Wife in London Flashcards
Poet of A Wife In London:
Thomas Hardy
Themes of the poem:
Relationships
Impact of war
Death
Context
“A Wife in London” is a bleak anti-war poem by the English poet Thomas Hardy. It was composed two months after the start of the Boer War (1899), a brutal conflict between the British Empire, the South African Republic, and the Orange Free State. Around this time, one prominent newspaper denounced Hardy as a pacifist.
Form
The poem consists of two distinct sections, each with its own heading: The Tragedy and The Irony.
In each of these two sections, there are two stanzas, all of which are quintains (five-line stanzas)
The form is fairly plain and simple, but the division between the two sections does help the poem frame both the “tragedy” and the “irony” of the story related
Each section contains one piece of communication—the first brings news of the husband’s death, and the second brings his hopeful letter
The form, then, mirrors the mismatched timing of these events by following them chronologically—from one day to the next
The form also contributes to the passivity and helplessness of the wife: the jump from one day to the next means that the reader gets no description of her grief, only the events that cause it
Historical Context
“A Wife in London” was written in response to the Boer War. This was a conflict that took place in what is now referred to as South Africa, and lasted from 1899-1902
It was euphemistically called “The Last of the Gentleman’s Wars,” but it was anything but—British forces fought with groups antagonistic to British rule, and total casualties amounted to 60,000 people
Hardy himself was suspicious of the Empire’s involvement in the area, believing it to be in large part due to the rich resources of the land (especially gold)

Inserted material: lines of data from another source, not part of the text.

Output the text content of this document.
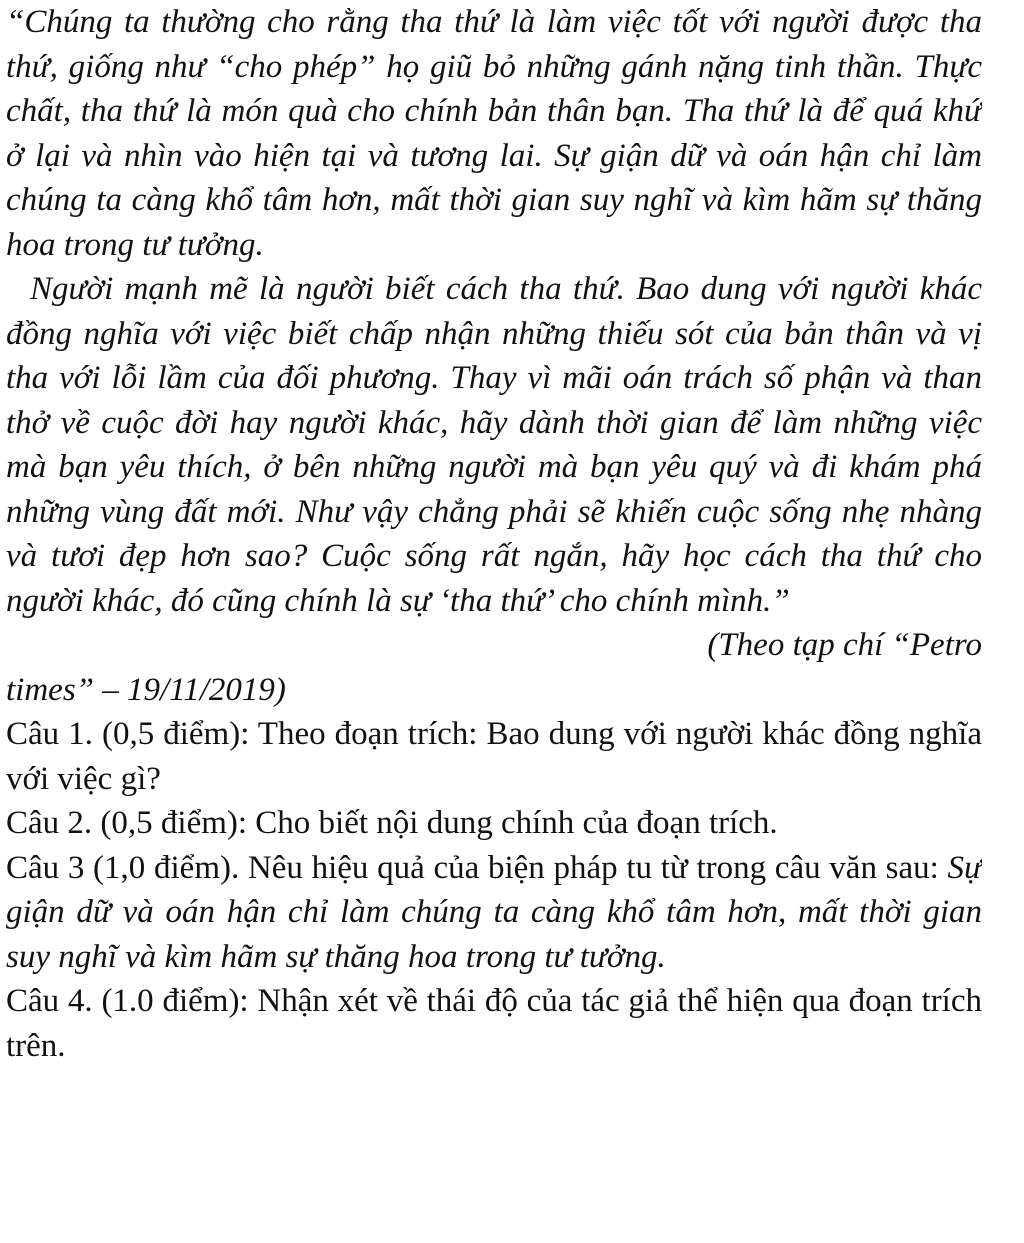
“Chúng ta thường cho rằng tha thứ là làm việc tốt với người được tha thứ, giống như “cho phép” họ giũ bỏ những gánh nặng tinh thần. Thực chất, tha thứ là món quà cho chính bản thân bạn. Tha thứ là để quá khứ ở lại và nhìn vào hiện tại và tương lai. Sự giận dữ và oán hận chỉ làm chúng ta càng khổ tâm hơn, mất thời gian suy nghĩ và kìm hãm sự thăng hoa trong tư tưởng.

Người mạnh mẽ là người biết cách tha thứ. Bao dung với người khác đồng nghĩa với việc biết chấp nhận những thiếu sót của bản thân và vị tha với lỗi lầm của đối phương. Thay vì mãi oán trách số phận và than thở về cuộc đời hay người khác, hãy dành thời gian để làm những việc mà bạn yêu thích, ở bên những người mà bạn yêu quý và đi khám phá những vùng đất mới. Như vậy chẳng phải sẽ khiến cuộc sống nhẹ nhàng và tươi đẹp hơn sao? Cuộc sống rất ngắn, hãy học cách tha thứ cho người khác, đó cũng chính là sự ‘tha thứ’ cho chính mình.”

(Theo tạp chí “Petro

times” – 19/11/2019)

Câu 1. (0,5 điểm): Theo đoạn trích: Bao dung với người khác đồng nghĩa với việc gì?

Câu 2. (0,5 điểm): Cho biết nội dung chính của đoạn trích.

Câu 3 (1,0 điểm). Nêu hiệu quả của biện pháp tu từ trong câu văn sau: Sự giận dữ và oán hận chỉ làm chúng ta càng khổ tâm hơn, mất thời gian suy nghĩ và kìm hãm sự thăng hoa trong tư tưởng.

Câu 4. (1.0 điểm): Nhận xét về thái độ của tác giả thể hiện qua đoạn trích trên.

In fact, most of the more than 25,000 Afrikaners imprisoned in these camps died due to starvation and disease
Literary Context
This poem is dated December 1899 and is one of a number of anti-war poems Hardy wrote in response to the Boer War conflict
Other relevant anti-war poems of Hardy’s include “Drummer Hodge,” “The Souls of the Slain,” “A Christmas Ghost-story.”
War:
“A Wife in London” is an anti-war poem that seeks to illuminate the absurdity and tragedy that go arm-in-arm with violent conflict
It is a message of war’s hopelessness—how war cuts life short needlessly, affecting not just those immediately involved but those back home as well
The poem argues that war is not just tragic, but also unnecessary, and suggests that people are wrong to think of war as something noble or heroic.
Narrator
The speaker in “A Wife in London” is third-person and detached
It offers no explicit commentary on what happens in the poem, instead functioning as a narrative voice (a choice that is perhaps reflective of Hardy’s career as a novelist)
The distant sound of the speaker’s voice means that the poem lacks emotional engagement—the reader hears nothing from the wife about the sudden onset of grief, and the speaker offers no information about her experience
This lack conjures a sense of futility, and in a way reflects the fact that the husband is just another death among many others
The wife’s voice is completely replaced by the cold, almost bureaucratic tone of the speaker’s voice, which reinforces the idea that she is at the mercy of larger forces that she cannot control
Additionally, the seeming distance of the speaker reflects the way that the wife is isolated from her husband both by his initial geographical distance at war, and, later, by the impossible distance between life and death.